Я попыталась выдавить из себя улыбку. С косой на голове Хелен выглядела моложе.

— Я побуду с ней, — вызвался Джосбери. Он обращался к Хелен, но потом сразу перевел взгляд на меня. — Если ты, конечно, хочешь тут заночевать.

Хелен закатила глаза.

— Спасибо, — сказала я им обоим.

— Как там дело движется? — спросила Хелен.

— На сегодня закончили, — ответил Джосбери. — Сарай опечатают, сад тоже. Мало ли, может, еще что-нибудь найдут при свете дня. Будем надеяться, что дождь не припустит.

— Ее уже забрали? — спросила я.

— Да.

— Ты такая умница, — сказала Хелен, похлопывая меня по плечу.

Мы втроем сидели у меня в гостиной. Часы показывали четыре утра. Я сидела на диване, Хелен — на подлокотнике, как птичка на жердочке. Дана с остальными обрабатывала место преступления, которым стали мой сад и сарай. С тех пор как Хелен усадила меня и обернула стеганым одеялом, я ни разу не шелохнулась. Она приготовила мне чаю, но я не смогла его выпить: слишком сильно дрожали руки. Она предложила отвезти меня к врачу, но я отказалась и попросила не говорить об этом при Дане. Пока что Хелен держала слово.

— На камерах что-то видно? — спросила я у Джосбери.

— Ни хрена. Мы же их так вешали, чтобы они на дом смотрели, а не на этот гребаный сарай.

— Как она вообще сюда попала? — спросила Хелен.

— Ключи найти несложно, — сказал Джосбери. — Талли меня уже отчихвостила за то, что я поставил сигнализацию и камеры только в квартире.

— Кто-нибудь останется караулить снаружи? — спросила Хелен, и Джосбери кивнул. — Хорошо. Ты только не думай, что я тебе не доверяю. — Она осторожно стиснула мое плечо. — Лэйси, пожалуйста, не теряй бдительности. Если она тебя до сих пор не тронула, это не значит, что уже не тронет. Может, ты у нее на сладкое.

— Молодец, умеешь подбодрить, — сказал Джосбери, сбросив с себя куртку на спинку кресла.

— Не знаю, как ты, но я считаю, что лучше быть живой трусихой, чем… Сам понимаешь, — сказала Хелен.

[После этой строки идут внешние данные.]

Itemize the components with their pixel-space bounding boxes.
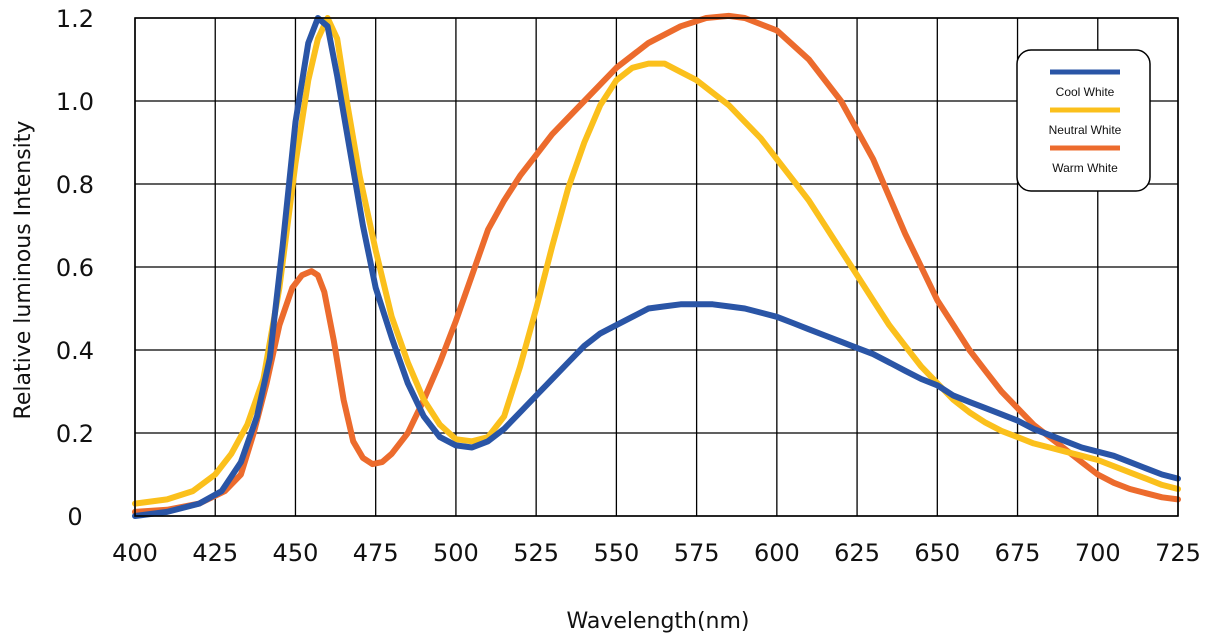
x-tick-label: 625 bbox=[834, 539, 880, 567]
series-lines bbox=[132, 12, 1181, 519]
x-tick-label: 550 bbox=[593, 539, 639, 567]
y-tick-label: 0.6 bbox=[56, 254, 94, 282]
x-axis-title: Wavelength(nm) bbox=[566, 609, 749, 634]
series-line-warm-white bbox=[132, 12, 1181, 515]
y-tick-label: 0.2 bbox=[56, 420, 94, 448]
x-tick-label: 725 bbox=[1155, 539, 1201, 567]
x-tick-label: 650 bbox=[914, 539, 960, 567]
legend-label: Warm White bbox=[1052, 161, 1118, 175]
y-tick-label: 1.0 bbox=[56, 88, 94, 116]
y-tick-label: 1.2 bbox=[56, 5, 94, 33]
series-line-cool-white bbox=[132, 15, 1181, 519]
x-tick-label: 700 bbox=[1075, 539, 1121, 567]
x-tick-label: 500 bbox=[433, 539, 479, 567]
legend-label: Cool White bbox=[1056, 85, 1115, 99]
x-tick-label: 450 bbox=[273, 539, 319, 567]
y-axis-tick-labels: 0 0.2 0.4 0.6 0.8 1.0 1.2 bbox=[56, 5, 94, 531]
legend-box bbox=[1016, 49, 1151, 192]
legend: Cool White Neutral White Warm White bbox=[1016, 49, 1151, 192]
x-tick-label: 525 bbox=[513, 539, 559, 567]
x-tick-label: 575 bbox=[674, 539, 720, 567]
legend-items: Cool White Neutral White Warm White bbox=[1049, 69, 1122, 175]
x-tick-label: 600 bbox=[754, 539, 800, 567]
x-tick-label: 400 bbox=[112, 539, 158, 567]
y-tick-label: 0 bbox=[67, 503, 82, 531]
legend-label: Neutral White bbox=[1049, 123, 1122, 137]
x-axis-tick-labels: 400 425 450 475 500 525 550 575 600 625 650 675 700 7… bbox=[112, 539, 1201, 567]
x-tick-label: 675 bbox=[995, 539, 1041, 567]
x-tick-label: 475 bbox=[353, 539, 399, 567]
y-tick-label: 0.4 bbox=[56, 337, 94, 365]
y-axis-title: Relative luminous Intensity bbox=[11, 121, 36, 420]
x-tick-label: 425 bbox=[192, 539, 238, 567]
y-tick-label: 0.8 bbox=[56, 171, 94, 199]
plot-frame bbox=[134, 17, 1179, 517]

Через десять минут они с Даной пожелали мне спокойной ночи, а я так и не шелохнулась. Часы у меня беззвучные, но в ту ночь, готова поклясться, они явственно тикали. Равномерно, неумолимо. Я слышала, как Джосбери запирает дверь в зимний сад. Пикнула включенная заново сигнализация. Потом заскрежетал замок между зимним садом и спальней. Он вернулся и прошел к входной двери, не глянув на меня. Все, теперь мы изолированы от окружающего мира.

— Тебе что-нибудь принести? — спросил он.

Я покачала головой и скорее почувствовала, чем услышала его шаги.

— Идем.

Он протянул мне руку.

Я послушно взялась за нее и привстала, не отпуская стеганое одеяло.

Время было на исходе. Я не знала, сколько мне осталось. Я не знала, чем — и когда — это все закончится. Я знала лишь то, что хочу Марка Джосбери, — отрицать это было бесполезно! — и второго шанса, возможно, не будет.

Мы вместе прошли в спальню.

Он, кажется, выключил свет, а я точно сбросила стеганое одеяло на кровать и даже расправила его. Забралась в постель, не снимая одежды. Мне хотелось почувствовать, как он меня раздевает. Он сел на край кровати, спиной ко мне, и снял обувь.